Lastly, we can preview the query in Logs Explorer to verify we have data
Poking around our endpoint (i hit a few 404s like /asdf and /mmmm) we see we did generate some load:
And in time, we see those logs show up in our cloud storage bucket:
We can force a sync of data by going to the collector and clicking “Run” under actions
From there we can choose to sync all
and see events were ingested
History
CEO Clint Sharp detailed their history in a blog post. He had been at Cricket which used Splunk in 2009 and in 2012 actually joined Splunk to work on a new internal project called Hunk (the following year ATT would buy Cricket). Clint met Ledion Bitincka working on that project realized the large problem was that customers often had no handle on their logs being ingested by Splunk. The other co-founder of Cribl, Dritan Bitincka was in professional services. They realized that no one else was solving log reduction and routing; all the other APM and Logging solutions focused on ingesting “all data” and trying to make cheaper storage options. Seeing a real opportunity, they founded Cribl to solve that need in 2017.
source: medium
Depending on your source, they have between 140 and 220 employees (219 in Jan 2022), are privately held while in Series C funding. It was in 2020 with their Series B round they partnered with Sequoia Capital who brought in Sonya Huang and Pat Grady. Today the leadership stays with the founders; Clint as CEO, Dritan as Head of Product and Ledion as CTO.
Summary
I find Cribl to definitely offer a unique value proposition. Coralogix would argue they do similar, however they generally just provide instructions on tweaking Fluentd to reduce log ingestion - they don’t provide multiple routes. Arguably there are Open-Source solutions as well. A few companies I’ve engaged with have used Kakfa as an intermediary to route various logs in places. But this is complicated (at least to do securely) and requires a team to manage.
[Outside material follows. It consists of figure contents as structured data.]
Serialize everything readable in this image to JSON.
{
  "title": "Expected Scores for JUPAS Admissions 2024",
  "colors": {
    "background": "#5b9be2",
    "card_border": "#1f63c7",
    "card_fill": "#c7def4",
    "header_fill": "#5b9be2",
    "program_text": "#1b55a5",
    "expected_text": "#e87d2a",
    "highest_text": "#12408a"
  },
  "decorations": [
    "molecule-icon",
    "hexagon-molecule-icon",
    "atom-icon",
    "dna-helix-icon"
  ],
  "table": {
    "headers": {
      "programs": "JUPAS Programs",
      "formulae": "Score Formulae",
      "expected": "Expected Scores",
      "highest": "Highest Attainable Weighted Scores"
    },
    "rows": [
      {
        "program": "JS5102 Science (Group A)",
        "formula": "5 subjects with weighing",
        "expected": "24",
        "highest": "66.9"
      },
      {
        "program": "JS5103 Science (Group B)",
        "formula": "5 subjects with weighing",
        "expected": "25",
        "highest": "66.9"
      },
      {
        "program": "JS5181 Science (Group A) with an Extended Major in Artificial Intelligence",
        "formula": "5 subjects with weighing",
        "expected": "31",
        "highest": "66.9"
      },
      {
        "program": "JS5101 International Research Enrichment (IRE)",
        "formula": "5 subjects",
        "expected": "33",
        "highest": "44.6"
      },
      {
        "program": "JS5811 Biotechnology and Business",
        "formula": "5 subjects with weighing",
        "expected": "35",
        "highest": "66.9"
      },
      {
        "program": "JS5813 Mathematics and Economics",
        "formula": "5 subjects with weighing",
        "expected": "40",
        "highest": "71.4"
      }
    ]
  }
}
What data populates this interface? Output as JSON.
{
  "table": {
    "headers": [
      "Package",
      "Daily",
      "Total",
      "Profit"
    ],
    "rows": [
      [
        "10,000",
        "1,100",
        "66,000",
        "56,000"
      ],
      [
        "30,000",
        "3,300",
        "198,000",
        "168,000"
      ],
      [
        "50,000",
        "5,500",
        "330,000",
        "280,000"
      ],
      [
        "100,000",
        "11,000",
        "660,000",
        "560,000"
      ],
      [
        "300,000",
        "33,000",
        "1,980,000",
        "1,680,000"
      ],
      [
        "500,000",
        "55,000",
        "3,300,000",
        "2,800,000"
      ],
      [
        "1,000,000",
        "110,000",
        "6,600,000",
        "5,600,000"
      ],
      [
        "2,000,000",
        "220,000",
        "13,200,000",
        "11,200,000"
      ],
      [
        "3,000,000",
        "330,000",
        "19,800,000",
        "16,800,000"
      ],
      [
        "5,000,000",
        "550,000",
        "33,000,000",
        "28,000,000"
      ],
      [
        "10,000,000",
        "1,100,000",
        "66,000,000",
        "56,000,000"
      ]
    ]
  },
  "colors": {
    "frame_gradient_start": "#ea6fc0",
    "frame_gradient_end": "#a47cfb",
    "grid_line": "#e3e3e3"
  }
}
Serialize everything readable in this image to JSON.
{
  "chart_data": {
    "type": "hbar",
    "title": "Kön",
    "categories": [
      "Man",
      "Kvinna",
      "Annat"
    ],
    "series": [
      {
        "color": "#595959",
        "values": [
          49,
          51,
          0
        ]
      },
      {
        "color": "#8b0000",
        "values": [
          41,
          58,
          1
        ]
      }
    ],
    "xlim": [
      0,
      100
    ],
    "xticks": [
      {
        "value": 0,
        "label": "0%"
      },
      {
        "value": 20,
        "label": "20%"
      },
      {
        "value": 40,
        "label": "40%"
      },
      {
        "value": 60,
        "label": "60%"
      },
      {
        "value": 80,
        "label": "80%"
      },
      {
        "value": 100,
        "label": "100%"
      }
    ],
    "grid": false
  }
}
Cribl fills that space rather uniquely - a commercial scalable product to route and refine logs and metrics being ingested by one or more APM and Logging tools. As CEO Clint Sharp put it, they can be used as an “observability lake” where customers can store data in their own cost effective means, but process it later if it’s required:
He explains that the lake is where all of the data will go that doesn’t need to go into an existing storage solution. The pipelines will send the data to specific tools and then collect the data, and what doesn’t fit will go back into the lake so companies have it to go back to later. Companies can keep the data for longer and more cost effectively. [ source: TechCrunch ]
But perhaps therein lies the rub. Cribl solves a specific issue for very large customers who wish to organize their logs at the enterprise level but also are willing to buy yet-another APM and Logging suite. Cribl is designed to fit between and if an enterprise is in that place of spending a lot of money to manage log and metric data, they may just wish to invest in one solution, not two.
As much as I like Cribl, I can see them logically merged/acquired with a Datadog or Splunk (Cribl would disagree they are candidates for M&A; firmly focused on a future IPO). While Sharp “did not discuss valuation”, he mentioned in an interview they had raised $254m since inception.
The fact that they have a rather solid free tier product companies can try out means there are really no barriers to trying Cribl and seeing if it can provide value for APM and Logging scaling challenges. I will likely keep using Cribl and exploring new features in future blog posts.